«Je suis juste un mec qui aime bien faire des vannes»
4 avril 2016 - Image par Inès Léopoldie-Dubois
Le Délit a rencontré Panayotis Pascot, chroniqueur dans l’émission télévisée française Le Petit Journal, dans le cadre de TEDxMcGill.

Le Délit (LD): Parle-nous de ton parcours… Comment en es-tu venu à faire partie du  Petit Journal?

Panayotis Pascot (PP): Alors à la base je faisais des vidéos sur Youtube. J’ai commencé à 11 ans dans ma chambre, à envoyer des messages en «copier-coller» à toutes les personnalités que je pouvais trouver sur Facebook et au bout de 500 messages il y en a quelques-unes qui ont commencé à me répondre. Je les ai rencontrées, j’ai apporté une petite caméra, je les ai interviewées avec le son de l’iPhone (regard vers le téléphone du journaliste du  Délit,  rires), j’ai publié les vidéos sur le web et de fil en aiguille, j’ai réussi à rencontrer de plus en plus de personnes. J’ai eu la chance de me faire de plus en plus d’amis dans ce milieu, entres autres Alex Lutz (qui joue Catherine dans la mini-série Catherine et Liliane diffusée pendant Le Petit Journal, ndlr) qui m’a présenté aux équipes du Petit Journal. Et voilà!

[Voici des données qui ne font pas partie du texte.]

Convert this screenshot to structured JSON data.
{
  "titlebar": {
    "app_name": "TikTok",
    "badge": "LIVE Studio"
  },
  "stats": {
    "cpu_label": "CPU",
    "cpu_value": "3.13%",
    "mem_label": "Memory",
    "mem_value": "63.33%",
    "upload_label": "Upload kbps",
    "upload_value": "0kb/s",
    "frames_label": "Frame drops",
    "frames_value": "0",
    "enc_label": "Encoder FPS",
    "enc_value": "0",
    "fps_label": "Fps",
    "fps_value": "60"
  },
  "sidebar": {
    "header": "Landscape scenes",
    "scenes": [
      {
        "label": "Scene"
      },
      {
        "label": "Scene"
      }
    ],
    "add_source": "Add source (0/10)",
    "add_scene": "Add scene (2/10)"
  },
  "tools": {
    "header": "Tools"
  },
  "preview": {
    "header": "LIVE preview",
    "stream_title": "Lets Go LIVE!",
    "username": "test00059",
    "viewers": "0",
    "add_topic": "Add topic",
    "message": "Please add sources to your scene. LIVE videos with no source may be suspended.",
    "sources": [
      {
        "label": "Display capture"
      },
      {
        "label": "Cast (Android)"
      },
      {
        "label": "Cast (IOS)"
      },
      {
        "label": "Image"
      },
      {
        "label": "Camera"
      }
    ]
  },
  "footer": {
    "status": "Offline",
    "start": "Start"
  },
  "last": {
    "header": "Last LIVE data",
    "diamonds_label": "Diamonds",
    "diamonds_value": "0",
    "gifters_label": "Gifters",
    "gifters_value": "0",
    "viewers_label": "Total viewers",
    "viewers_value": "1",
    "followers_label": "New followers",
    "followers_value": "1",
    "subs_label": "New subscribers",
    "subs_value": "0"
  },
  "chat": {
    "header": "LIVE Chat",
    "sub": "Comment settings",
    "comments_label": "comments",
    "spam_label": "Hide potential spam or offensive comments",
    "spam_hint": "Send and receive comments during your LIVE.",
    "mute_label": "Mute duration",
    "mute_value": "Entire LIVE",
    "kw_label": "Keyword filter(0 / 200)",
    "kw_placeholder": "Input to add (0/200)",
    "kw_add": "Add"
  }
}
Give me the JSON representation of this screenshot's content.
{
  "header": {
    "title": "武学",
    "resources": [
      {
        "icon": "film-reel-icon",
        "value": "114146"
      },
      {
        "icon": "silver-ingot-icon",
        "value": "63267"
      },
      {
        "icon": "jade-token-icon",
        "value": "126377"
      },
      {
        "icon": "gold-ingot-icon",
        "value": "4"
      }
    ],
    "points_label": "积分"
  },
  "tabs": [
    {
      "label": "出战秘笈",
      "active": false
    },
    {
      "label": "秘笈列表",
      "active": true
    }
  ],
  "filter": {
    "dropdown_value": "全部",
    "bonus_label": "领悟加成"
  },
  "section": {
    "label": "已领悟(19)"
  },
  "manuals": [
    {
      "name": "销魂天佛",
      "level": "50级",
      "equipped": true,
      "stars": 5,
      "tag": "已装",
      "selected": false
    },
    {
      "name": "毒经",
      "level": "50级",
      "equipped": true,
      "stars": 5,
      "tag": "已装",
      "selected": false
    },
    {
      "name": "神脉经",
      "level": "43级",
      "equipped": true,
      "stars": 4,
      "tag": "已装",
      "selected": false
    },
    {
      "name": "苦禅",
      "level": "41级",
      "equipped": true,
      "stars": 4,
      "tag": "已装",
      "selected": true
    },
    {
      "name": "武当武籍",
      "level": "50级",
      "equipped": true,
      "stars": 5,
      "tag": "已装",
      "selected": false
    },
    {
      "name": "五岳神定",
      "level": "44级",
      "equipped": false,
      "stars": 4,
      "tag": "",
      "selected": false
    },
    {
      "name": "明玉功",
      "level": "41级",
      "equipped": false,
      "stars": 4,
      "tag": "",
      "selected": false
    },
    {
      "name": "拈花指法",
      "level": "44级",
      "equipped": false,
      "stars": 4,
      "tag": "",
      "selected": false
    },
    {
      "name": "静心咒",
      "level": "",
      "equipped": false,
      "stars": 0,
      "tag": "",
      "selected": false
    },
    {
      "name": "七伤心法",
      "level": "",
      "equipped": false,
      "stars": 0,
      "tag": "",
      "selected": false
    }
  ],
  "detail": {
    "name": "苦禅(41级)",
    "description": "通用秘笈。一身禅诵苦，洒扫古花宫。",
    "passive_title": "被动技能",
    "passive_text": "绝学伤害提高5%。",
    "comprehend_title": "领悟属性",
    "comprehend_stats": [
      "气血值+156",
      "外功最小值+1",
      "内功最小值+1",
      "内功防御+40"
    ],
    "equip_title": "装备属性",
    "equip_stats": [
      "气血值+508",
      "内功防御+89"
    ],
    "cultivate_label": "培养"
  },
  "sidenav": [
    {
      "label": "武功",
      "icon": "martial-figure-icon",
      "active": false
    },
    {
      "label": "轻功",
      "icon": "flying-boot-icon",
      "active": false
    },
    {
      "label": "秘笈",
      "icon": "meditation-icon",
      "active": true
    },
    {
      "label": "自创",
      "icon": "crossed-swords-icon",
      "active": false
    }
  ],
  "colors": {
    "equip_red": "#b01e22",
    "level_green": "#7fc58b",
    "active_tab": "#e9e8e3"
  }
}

LD: Dirais-tu que ton travail en tant qu’intervieweur pour le Petit Journal est une nouvelle forme, plus jeune, de journalisme?

PP: Je suis tout sauf journaliste en fait. Au  Petit Journal en tout cas. J’ai pas de terme précis, je suis juste un mec qui aime bien faire des vannes et on lui donne un micro et une caméra… alors c’est mortel!

LD: Donc en fait si on te pose des questions sur les mutations du journalisme et la mort du journalisme, ça ne va pas marcher… (rires). Par contre on peut te poser des questions sur tes techniques d’entrevue. Quel est ton conseil pour avoir quelqu’un en entrevue? Tes petits tips?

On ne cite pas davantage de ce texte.